Of course, it is important that every person in the class has a chance to talk, express their view and ultimately practise their use of the language. Teachers might think it is a lot easier for them if one student keeps talking, as it does make time go faster, but this can be detrimental to the learning of others. One needs to make sure that everyone is up to the same level. There is no telling how much the others have progressed or learned if there is one or two people who have all the talking time during the class. Below are several method whereby a teacher can insure that everybody has a chance to speak. Of course, some students will be a little bit more shy than others and this definitely plays a role in it.

How to Make Sure Everyone Gets a Chance to Talk

  1. 1

    Asking an Opinion

    Find a controversial or interesting topic for students to read about. After the reading exercise is finished, allow them to discuss it by asking each student in turn. This is by far one of the easiest ways to make every student get a say in the topic at hand. Don’t feel bad about cutting one short, and just remind them that there may not be a lot of time left and therefore everyone will need to get a word in. This is also a great way of getting the students who are a bit more shy to give their opinion and practice their skills. It is also a great way to get new vocabulary up on the board.

  2. 2

    Story Stick

    This is another excellent way of making sure some of the talking is done evenly between students. The concept of the story stick is that a group of people make up one story, each adding their own part to it. This could be done as a warm up exercise, or one to fill in the last few minutes of a particular class. It is usually best if the teacher comes up with the first sentence or part of the story. Start with something simple such as “Linda is a girl who likes to dream…” and let it go from there. Allow each student to add a sentence to the story. Eventually, something will begin to shape. Get one of them to write it down and then pass it around. Allow each student to read out a paragraph from this.

    Not only can the story stick be a great way of distributing talking time between the students, but it can also be a lot of fun. This is indeed a great exercise to practise on children. It will stimulate their own creative juices and you never know what they may come up with!

  3. 3

    The Leader

    Usually, in some classes, there will be one student who tends to dominate all conversation. This could discourage other students from joining in which can be detrimental. As a result, it will be important to make sure the more shy students have a chance to get their word in. Usually they may not feel that they are good enough to and would rather that someone else speak for them.

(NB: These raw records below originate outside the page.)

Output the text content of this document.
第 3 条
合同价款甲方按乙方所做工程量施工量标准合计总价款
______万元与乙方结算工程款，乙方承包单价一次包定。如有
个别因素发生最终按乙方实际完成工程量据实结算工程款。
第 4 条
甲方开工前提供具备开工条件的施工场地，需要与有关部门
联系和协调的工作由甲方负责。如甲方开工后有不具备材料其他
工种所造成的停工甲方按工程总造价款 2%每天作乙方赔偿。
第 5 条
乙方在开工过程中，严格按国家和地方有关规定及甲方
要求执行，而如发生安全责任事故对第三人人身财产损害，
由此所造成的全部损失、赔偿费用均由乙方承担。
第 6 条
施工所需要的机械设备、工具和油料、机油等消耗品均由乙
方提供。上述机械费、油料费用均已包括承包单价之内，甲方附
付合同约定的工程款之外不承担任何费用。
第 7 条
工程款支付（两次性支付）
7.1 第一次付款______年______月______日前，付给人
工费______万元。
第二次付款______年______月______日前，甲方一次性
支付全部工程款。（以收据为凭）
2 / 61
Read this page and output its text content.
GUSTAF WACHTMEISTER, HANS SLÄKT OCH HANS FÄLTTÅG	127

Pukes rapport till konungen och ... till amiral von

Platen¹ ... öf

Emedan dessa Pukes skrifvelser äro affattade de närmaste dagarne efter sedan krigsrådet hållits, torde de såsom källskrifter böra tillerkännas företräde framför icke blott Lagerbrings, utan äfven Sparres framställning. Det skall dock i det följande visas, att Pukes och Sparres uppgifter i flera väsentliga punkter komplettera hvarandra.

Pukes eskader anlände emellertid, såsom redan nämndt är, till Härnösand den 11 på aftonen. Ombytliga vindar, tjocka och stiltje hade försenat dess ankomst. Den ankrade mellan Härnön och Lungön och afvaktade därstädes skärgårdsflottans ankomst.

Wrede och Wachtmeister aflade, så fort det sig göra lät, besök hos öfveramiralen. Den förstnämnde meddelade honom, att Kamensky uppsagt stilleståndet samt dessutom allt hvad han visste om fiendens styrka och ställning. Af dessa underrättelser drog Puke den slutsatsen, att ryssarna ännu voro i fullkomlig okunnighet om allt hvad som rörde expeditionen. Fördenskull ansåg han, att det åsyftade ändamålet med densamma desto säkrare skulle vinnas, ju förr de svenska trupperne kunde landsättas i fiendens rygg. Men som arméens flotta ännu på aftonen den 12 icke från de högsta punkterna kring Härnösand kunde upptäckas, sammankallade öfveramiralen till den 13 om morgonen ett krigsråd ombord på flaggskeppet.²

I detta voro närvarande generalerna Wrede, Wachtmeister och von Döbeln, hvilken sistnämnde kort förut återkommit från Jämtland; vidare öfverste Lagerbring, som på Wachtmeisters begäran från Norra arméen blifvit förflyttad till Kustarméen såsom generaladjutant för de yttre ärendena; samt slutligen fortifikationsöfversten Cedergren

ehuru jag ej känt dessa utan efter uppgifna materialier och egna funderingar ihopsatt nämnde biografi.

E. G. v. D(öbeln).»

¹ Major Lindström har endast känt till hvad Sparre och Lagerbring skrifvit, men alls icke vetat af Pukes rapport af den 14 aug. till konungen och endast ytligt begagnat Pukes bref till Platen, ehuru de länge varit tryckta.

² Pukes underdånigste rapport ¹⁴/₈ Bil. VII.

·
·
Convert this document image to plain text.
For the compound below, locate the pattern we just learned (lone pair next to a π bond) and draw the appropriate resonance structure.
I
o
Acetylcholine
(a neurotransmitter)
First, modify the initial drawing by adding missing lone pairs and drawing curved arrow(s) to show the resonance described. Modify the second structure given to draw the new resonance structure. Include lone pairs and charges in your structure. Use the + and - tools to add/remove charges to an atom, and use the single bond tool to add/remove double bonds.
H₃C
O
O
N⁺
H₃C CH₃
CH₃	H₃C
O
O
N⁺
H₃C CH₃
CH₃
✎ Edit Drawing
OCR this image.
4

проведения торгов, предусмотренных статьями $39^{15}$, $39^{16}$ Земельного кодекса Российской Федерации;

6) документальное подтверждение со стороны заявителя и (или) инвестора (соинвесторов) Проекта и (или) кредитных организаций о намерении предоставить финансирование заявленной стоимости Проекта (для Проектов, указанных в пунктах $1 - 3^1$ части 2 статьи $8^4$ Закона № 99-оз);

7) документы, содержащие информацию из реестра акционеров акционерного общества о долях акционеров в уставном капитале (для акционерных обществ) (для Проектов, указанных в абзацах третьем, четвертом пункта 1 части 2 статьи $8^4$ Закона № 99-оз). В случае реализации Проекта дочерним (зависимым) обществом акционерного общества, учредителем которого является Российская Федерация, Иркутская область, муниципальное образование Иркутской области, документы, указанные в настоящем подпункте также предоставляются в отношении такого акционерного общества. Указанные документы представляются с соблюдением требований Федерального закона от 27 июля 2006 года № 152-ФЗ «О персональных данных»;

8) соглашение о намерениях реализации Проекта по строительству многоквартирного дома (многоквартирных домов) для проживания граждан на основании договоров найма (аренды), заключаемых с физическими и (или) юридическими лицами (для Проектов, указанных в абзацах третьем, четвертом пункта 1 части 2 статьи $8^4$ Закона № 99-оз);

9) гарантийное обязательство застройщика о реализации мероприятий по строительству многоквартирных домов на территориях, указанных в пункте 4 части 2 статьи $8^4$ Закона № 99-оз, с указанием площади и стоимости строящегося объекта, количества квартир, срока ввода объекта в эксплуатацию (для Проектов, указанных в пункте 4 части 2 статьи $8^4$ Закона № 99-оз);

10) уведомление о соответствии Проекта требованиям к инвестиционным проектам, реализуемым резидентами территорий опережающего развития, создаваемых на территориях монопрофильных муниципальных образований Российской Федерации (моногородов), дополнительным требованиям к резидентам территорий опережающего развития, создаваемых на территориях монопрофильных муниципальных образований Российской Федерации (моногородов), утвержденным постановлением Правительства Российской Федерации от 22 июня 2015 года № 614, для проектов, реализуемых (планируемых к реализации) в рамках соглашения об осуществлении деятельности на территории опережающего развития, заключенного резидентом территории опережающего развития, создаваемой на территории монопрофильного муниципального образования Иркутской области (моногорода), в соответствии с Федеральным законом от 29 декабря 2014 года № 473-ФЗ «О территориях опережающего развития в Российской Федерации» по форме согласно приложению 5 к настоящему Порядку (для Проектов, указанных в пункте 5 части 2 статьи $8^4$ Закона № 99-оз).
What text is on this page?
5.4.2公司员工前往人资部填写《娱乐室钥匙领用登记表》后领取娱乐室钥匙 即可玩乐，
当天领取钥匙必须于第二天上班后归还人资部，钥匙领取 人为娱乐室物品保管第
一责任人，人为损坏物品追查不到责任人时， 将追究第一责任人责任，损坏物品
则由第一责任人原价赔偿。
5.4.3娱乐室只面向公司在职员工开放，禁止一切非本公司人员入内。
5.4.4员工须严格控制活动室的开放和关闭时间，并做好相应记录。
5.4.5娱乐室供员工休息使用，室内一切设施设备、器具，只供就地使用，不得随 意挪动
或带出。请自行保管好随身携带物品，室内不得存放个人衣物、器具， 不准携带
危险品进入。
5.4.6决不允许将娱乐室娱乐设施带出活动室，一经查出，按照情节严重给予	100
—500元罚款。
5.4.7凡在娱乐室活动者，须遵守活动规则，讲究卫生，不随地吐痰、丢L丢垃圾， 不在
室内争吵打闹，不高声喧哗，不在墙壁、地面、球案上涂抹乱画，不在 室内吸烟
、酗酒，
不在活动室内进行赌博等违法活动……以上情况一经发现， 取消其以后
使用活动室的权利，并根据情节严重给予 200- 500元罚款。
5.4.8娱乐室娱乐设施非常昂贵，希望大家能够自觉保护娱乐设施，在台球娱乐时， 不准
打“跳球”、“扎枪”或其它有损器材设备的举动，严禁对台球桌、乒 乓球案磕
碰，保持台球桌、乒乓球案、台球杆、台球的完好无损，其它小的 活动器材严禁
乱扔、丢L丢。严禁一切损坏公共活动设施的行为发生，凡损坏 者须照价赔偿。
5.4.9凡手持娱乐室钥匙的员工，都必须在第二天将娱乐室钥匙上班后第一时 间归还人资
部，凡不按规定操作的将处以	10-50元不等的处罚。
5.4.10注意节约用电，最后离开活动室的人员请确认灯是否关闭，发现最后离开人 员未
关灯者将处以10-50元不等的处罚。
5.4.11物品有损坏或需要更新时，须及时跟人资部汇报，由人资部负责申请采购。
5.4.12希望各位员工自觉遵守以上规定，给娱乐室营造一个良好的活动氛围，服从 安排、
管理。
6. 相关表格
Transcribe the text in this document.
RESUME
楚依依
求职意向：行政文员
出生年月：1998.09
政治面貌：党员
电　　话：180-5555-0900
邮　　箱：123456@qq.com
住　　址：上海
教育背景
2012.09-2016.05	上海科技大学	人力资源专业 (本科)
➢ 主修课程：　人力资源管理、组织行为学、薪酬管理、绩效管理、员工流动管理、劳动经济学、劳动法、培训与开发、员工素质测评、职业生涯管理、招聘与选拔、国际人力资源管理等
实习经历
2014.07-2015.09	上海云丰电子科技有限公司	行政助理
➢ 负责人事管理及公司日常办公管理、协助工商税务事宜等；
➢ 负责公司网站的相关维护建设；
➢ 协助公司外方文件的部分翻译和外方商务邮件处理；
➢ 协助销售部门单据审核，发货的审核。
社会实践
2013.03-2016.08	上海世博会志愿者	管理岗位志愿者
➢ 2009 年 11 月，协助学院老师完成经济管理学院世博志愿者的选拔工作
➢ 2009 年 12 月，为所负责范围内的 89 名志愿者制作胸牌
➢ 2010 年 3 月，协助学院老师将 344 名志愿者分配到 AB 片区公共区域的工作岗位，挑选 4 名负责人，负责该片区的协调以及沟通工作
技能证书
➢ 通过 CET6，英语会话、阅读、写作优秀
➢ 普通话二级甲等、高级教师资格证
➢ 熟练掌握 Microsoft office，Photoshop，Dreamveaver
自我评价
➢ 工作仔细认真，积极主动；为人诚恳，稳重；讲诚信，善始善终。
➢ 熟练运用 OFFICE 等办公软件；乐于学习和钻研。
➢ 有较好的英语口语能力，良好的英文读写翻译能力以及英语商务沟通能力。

    One of the first things to do is, when the dominant student is talking, is to politely stop them and asking another student if they agree with his or her opinion. This will do well to stimulate conversation between the two students, allowing the less practised one to get a few words in. There are of course other ways in which this can be put to use.

    If the more talkative student prefers to do a lot of the speaking, then form an activity such as a debate that the class has to do. Allow them to organize it, but have them ask for help and the opinions of others on their team. This way they will happily be able to keep talking, but others will also get a say in what is going on.

As you can see, utilizing the strong points of a class can have many good results. This means that all students will be more than happy to participate, without feeling like they are being put on the spot.

This is especially important when it comes to the idea of “the Leader”. You may feel bad in telling them to stop talking after a certain point, so this is just a subtle way of letting them continuing speaking, but also giving others a chance to do so as well. This way, no one’s feelings are hurt and the appropriate goals are reached!